When I was fourteen I sent away for a t-shirt. When it came all the way from California I took it out of the package and looked at it. Was this the one I had ordered from the tiny picture in the catalog? It was hard to remember, it had been six weeks or more. On it was a photo of someone licking a bald head. Above the photo was the word Lemonheads and below was the word LICK. It all seemed mildly licentious - could I wear such a thing? Yes, I could. I did, a lot. (There's a hilarious photo my mother took of me and my brother standing in front of a birch tree in Algonquin Park. I'm wearing that shirt and ripped jeans and my brother's wearing a shirt that says Canada. My mom liked it so much she blew it up. It's still hanging on the wall in the den.)

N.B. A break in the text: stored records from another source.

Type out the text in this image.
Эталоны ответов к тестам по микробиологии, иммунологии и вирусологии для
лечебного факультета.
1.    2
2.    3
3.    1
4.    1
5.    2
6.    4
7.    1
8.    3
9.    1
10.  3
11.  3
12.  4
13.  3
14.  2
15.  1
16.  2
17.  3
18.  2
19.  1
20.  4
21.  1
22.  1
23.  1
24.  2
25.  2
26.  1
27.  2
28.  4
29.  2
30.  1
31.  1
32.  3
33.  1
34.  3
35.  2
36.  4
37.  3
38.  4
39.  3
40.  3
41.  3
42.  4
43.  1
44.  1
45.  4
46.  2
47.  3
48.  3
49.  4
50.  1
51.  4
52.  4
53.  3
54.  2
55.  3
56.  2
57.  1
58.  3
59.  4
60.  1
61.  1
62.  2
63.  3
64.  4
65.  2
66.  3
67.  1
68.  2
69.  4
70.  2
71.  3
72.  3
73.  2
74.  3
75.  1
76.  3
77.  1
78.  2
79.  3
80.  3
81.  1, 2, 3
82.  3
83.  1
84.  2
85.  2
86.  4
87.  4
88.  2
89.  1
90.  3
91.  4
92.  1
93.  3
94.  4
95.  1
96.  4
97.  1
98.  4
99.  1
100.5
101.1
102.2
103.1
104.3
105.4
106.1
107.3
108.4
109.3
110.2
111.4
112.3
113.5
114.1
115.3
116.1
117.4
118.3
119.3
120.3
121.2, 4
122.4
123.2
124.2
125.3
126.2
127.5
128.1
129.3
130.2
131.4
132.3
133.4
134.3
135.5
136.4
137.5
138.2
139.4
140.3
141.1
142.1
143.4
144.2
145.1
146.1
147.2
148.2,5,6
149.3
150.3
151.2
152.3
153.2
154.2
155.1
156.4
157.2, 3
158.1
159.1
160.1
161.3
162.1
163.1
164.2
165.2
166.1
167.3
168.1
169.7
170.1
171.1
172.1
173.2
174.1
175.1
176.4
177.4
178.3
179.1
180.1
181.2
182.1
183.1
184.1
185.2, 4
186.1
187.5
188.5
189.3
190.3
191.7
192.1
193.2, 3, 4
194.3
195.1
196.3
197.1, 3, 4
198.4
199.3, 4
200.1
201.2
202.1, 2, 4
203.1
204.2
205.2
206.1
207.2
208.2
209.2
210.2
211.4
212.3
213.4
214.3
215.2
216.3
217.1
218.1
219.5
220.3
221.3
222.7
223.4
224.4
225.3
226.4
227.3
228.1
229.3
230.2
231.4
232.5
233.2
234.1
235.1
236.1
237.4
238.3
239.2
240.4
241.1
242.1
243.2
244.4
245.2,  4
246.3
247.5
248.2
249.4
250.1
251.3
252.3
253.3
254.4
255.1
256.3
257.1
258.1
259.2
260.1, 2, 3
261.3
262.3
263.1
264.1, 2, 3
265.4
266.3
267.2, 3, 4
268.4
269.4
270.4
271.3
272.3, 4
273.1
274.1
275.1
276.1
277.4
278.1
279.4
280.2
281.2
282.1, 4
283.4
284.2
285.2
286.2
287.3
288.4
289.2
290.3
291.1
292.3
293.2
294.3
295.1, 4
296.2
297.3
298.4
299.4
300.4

When I got the shirt I hadn't heard the album Lick yet. Actually, I'm not sure I even knew it was a record - band t-shirts were so mysterious. But It's a Shame About Ray was a classic for me, and still is, really. And I knew they had a past, a prehistory before they got big, records I couldn't find at Music World.

Weirdly, considering how much I wore that shirt, if I ever did listen to Lick back then I don't really remember it. But I just listened to it this week. It sounds a lot like The Replacements, even a bit like Husker Du in parts. There's a brilliant cover of eighties mega-hit "Luka" by Suzanne Vega on it. Evan Dando's voice is golden to me, poppy and smooth, but with just the right amount of rasp. I love it.